The listeners seemed rather disappointed at this meagre account and sudden conclusion of what had bidden fair to become a stirring tale of the sea; but Maikar re-aroused their expectations by stating his firm belief that it was all nonsense about there being only one sea-serpent.
“Why, how could there be only one?” he demanded, ceasing to twirl, in order that he might clench his fist and smite his knee with emphasis. “Haven’t you got a grandfather?” he asked, turning suddenly to the grave man.
“Certainly, I’ve got two of them if you come to that,” he answered, taken rather aback by the brusque and apparently irrelevant nature of the question.
“Just so—two of them,” repeated the little man, “and don’t you think it likely that the sea serpent must have had two grandfathers also?”

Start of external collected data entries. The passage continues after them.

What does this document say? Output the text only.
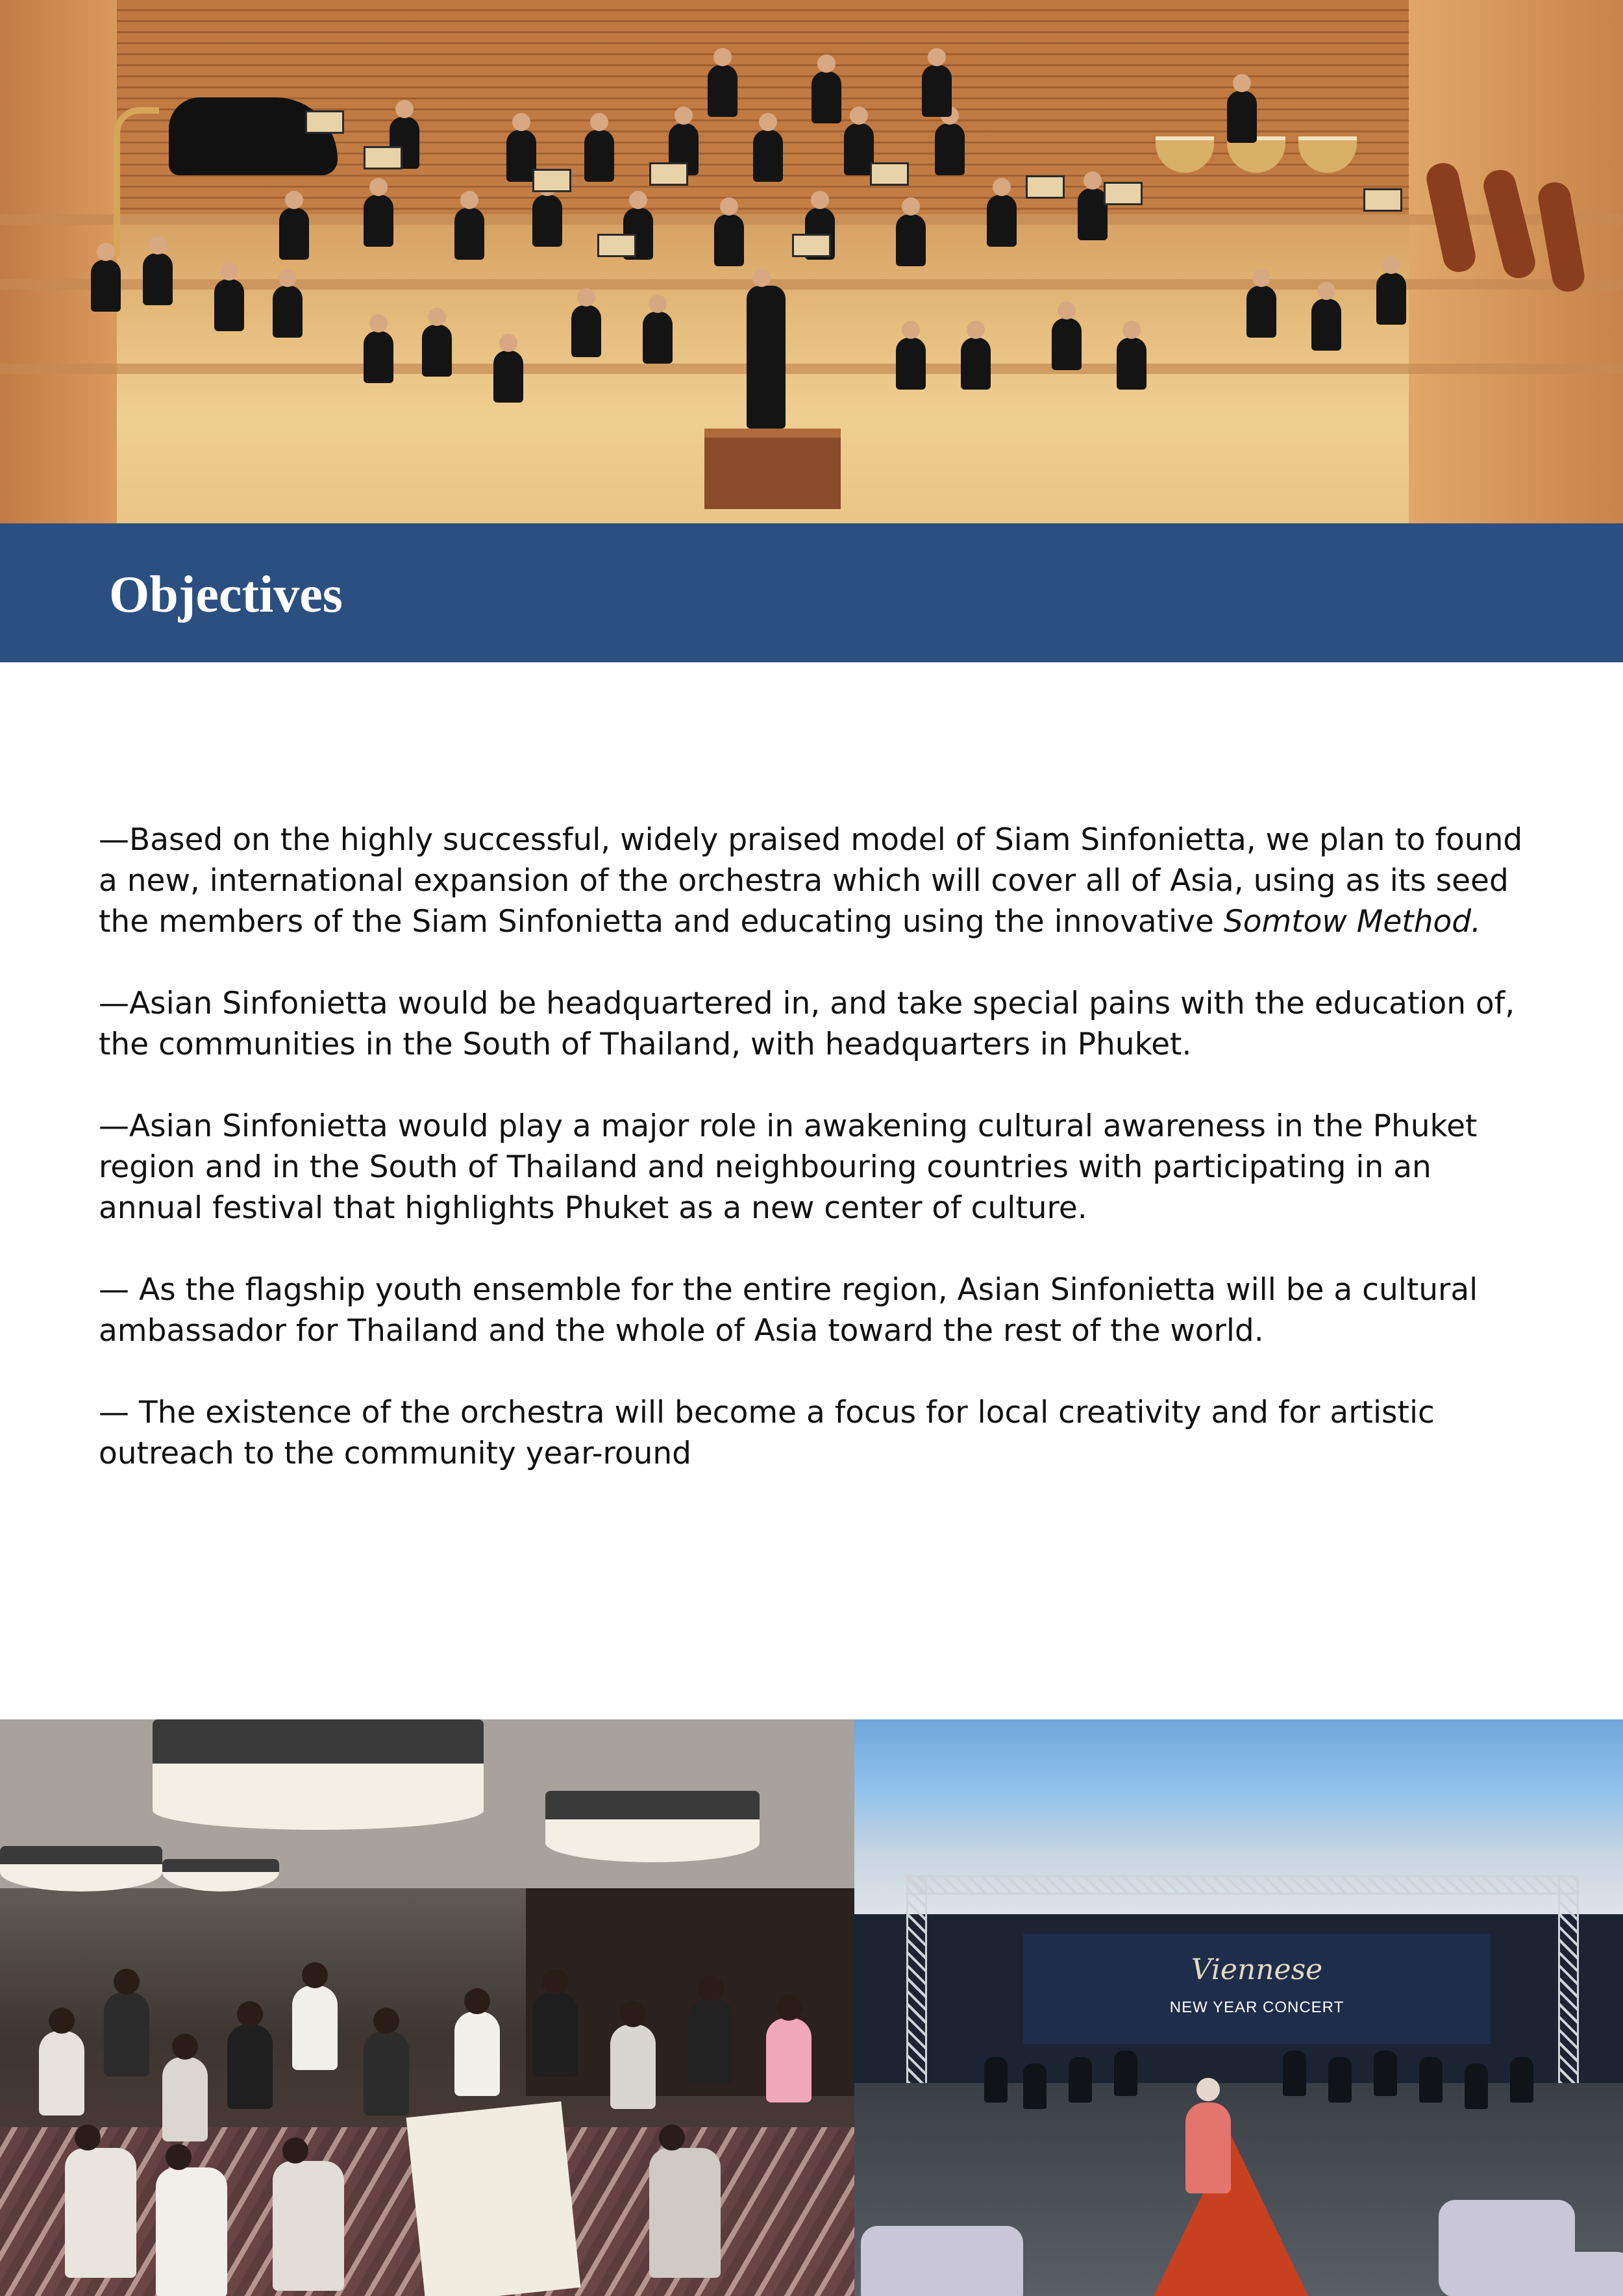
Objectives

—Based on the highly successful, widely praised model of Siam Sinfonietta, we plan to found a new, international expansion of the orchestra which will cover all of Asia, using as its seed the members of the Siam Sinfonietta and educating using the innovative Somtow Method.

—Asian Sinfonietta would be headquartered in, and take special pains with the education of, the communities in the South of Thailand, with headquarters in Phuket.

—Asian Sinfonietta would play a major role in awakening cultural awareness in the Phuket region and in the South of Thailand and neighbouring countries with participating in an annual festival that highlights Phuket as a new center of culture.

— As the flagship youth ensemble for the entire region, Asian Sinfonietta will be a cultural ambassador for Thailand and the whole of Asia toward the rest of the world.

— The existence of the orchestra will become a focus for local creativity and for artistic outreach to the community year-round

Viennese
NEW YEAR CONCERT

“Undoubtedly—and two grandmothers as well. Perhaps he’s got them yet,” replied the grave man with a contemplative look over the side, where the rippling sea gleamed with phosphoric brilliancy.
“Exactly so,” continued Maikar in an eager tone, “and of course these also must have had two grandfathers besides a mother each, and it is more than likely that the great sea-serpent himself is the father of a large family.”
“Which implies a wife,” suggested one of the seamen.